Awareness of the importance of good nutrition for good heart health has been on the rise here in Syracuse. The American Heart Association office here at 17 Technology Place PO Box 3049 Syracuse NY 13220-3049 phone: (315) 234-4700, places an emphasis on good nutrition for cardiovascular health.. A news release from the American Heart Association highlights a new dietary consideration for heart health, “Soy/milk protein dietary supplements linked to lower blood pressure.”
This study has shown that soy and milk protein dietary supplements lower systolic blood pressure compared to refined, simple carbohydrate supplements. The researchers suggest that by replacing dietary refined carbohydrates with foods or drinks high in soy or milk protein you might be able to prevent or treat high blood pressure. The journal Circulation: Journal of the American Heart Association has published this study.
Studies prior to this study have shown that a diet rich in low-fat dairy products reduces blood pressure. It has been reported that about 75 million Americans have high blood pressure, which is a “silent killer” that can cause heart attacks, heart failure, strokes, kidney damage and other potentially fatal events.
Dr. Jiang He, one of the researchers for this study, has said “Some previous observational research on eating carbohydrates inconsistently suggested that a high carbohydrate diet might help reduce blood pressure. In contrast, our clinical trial directly compares soy protein with milk protein on blood pressure, and shows they both lower blood pressure better than carbohydrates.”
The participants in this study were age 22 or older, with systolic blood pressure ranging from 120 to 159 mmHg and diastolic blood pressure from 80 to 95 mmHg. Each participant was randomly assigned to take 40 grams of soy protein, milk protein or a refined carbohydrate supplement every day, for eight weeks each. The supplements for this study were made in a way that allowed the researchers to compare what the effects were of soy protein, milk protein, and refined complex carbohydrate on the blood pressure of the participants without changing sodium, potassium, and calcium.

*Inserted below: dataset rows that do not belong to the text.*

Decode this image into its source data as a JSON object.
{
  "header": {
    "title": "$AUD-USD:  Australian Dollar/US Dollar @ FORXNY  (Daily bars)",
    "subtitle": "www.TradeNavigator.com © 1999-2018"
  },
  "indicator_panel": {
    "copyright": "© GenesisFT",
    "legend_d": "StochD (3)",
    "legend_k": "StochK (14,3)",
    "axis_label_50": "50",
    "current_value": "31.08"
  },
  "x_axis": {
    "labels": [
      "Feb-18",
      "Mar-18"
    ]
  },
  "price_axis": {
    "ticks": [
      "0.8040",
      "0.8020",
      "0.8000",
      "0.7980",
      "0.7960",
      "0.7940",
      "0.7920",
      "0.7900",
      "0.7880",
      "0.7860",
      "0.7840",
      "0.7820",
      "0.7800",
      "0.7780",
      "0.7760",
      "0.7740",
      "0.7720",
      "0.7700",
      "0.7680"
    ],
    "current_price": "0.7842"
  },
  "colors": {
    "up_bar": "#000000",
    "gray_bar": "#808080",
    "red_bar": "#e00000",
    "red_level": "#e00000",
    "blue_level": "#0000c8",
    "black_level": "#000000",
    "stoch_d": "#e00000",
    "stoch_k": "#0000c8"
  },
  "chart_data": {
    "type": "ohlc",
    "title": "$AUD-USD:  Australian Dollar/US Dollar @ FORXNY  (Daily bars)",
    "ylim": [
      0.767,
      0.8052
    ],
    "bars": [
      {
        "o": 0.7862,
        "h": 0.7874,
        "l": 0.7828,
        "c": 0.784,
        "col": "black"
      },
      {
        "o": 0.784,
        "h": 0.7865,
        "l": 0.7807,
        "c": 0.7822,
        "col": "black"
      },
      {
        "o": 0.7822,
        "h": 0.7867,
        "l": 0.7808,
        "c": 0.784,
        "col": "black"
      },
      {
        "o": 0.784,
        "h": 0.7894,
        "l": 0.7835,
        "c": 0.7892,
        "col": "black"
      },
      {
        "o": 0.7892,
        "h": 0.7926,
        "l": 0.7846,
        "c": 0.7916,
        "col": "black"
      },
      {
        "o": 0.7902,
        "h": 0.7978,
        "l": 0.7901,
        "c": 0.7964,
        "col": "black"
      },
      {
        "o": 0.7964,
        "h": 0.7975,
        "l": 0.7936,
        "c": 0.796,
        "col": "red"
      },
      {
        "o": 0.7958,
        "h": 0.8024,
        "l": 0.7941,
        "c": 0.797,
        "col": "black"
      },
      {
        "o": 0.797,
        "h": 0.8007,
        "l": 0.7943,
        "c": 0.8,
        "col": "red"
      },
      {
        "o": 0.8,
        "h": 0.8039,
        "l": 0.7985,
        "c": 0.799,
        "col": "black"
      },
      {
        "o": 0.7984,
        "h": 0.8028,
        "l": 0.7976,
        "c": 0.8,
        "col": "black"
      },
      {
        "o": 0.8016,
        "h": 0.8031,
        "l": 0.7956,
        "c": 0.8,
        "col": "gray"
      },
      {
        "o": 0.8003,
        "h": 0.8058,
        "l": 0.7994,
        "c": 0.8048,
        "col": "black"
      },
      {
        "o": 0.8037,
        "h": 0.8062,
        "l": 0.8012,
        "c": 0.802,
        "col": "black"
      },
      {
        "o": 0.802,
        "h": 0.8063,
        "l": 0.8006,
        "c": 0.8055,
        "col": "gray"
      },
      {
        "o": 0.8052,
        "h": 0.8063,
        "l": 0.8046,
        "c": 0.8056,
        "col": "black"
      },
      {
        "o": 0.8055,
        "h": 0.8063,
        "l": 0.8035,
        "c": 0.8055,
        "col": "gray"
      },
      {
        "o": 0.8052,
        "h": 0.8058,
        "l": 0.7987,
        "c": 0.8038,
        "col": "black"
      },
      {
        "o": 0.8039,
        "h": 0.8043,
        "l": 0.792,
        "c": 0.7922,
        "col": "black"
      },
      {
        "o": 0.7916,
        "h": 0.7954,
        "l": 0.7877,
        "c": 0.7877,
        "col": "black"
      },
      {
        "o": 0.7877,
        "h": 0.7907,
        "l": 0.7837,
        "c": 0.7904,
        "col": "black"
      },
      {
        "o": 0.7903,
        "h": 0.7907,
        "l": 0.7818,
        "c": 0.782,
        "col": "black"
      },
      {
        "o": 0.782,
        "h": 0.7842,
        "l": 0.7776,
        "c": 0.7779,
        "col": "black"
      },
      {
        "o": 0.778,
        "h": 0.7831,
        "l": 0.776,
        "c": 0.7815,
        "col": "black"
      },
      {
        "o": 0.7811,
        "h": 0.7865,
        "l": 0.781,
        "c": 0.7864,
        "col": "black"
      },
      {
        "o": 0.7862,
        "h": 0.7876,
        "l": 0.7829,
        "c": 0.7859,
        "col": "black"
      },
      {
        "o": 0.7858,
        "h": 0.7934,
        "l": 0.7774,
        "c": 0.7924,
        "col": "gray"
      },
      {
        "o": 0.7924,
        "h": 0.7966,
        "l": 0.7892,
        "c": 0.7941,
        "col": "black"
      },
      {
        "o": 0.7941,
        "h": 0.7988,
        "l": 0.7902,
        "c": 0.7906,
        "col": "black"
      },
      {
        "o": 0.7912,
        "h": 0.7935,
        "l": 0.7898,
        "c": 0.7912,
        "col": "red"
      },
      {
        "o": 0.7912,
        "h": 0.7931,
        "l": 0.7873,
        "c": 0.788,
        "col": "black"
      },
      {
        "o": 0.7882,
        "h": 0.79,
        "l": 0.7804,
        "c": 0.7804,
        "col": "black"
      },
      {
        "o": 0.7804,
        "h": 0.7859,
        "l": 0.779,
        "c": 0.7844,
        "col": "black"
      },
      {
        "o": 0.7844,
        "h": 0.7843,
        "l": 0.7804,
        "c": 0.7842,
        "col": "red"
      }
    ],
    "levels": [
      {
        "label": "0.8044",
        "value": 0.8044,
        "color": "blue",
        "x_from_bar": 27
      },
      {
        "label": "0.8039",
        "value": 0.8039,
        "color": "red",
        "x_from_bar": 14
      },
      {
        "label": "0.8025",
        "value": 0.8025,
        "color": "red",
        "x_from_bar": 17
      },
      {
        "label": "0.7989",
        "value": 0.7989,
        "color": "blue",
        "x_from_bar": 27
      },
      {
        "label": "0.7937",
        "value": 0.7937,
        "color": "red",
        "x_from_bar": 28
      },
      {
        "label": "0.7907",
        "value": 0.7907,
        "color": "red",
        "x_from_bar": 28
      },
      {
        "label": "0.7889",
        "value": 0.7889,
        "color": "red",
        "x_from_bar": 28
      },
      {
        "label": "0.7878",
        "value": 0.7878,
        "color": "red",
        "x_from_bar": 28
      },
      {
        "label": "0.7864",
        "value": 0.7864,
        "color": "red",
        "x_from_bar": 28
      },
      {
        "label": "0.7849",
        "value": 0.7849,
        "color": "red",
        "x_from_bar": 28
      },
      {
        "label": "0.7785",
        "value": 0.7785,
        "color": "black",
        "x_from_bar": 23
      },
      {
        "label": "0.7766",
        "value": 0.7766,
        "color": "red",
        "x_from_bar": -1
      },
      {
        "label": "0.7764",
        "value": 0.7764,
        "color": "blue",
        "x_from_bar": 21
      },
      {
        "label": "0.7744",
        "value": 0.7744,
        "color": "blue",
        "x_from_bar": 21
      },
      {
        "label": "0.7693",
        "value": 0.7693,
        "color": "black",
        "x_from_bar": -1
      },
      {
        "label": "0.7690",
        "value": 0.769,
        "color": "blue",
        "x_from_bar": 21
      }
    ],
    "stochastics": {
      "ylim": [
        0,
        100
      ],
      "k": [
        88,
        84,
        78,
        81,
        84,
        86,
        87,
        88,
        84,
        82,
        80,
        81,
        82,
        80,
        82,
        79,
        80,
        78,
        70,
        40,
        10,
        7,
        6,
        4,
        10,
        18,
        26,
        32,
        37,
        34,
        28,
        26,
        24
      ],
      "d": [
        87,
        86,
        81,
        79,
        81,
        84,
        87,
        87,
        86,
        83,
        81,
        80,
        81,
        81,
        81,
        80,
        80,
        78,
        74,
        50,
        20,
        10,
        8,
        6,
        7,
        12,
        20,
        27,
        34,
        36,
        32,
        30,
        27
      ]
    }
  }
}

The results of this study showed no decrease in diastolic blood pressure. There was a small decrease in systolic blood pressures associated with soy/milk protein. This was significant because previous research has shown “a 2 mmHg decrease in systolic blood pressure could lead to 6 percent fewer stroke-related deaths, a 4 percent lower rate of heart disease deaths and a 3 percent reduction in overall deaths among Americans”.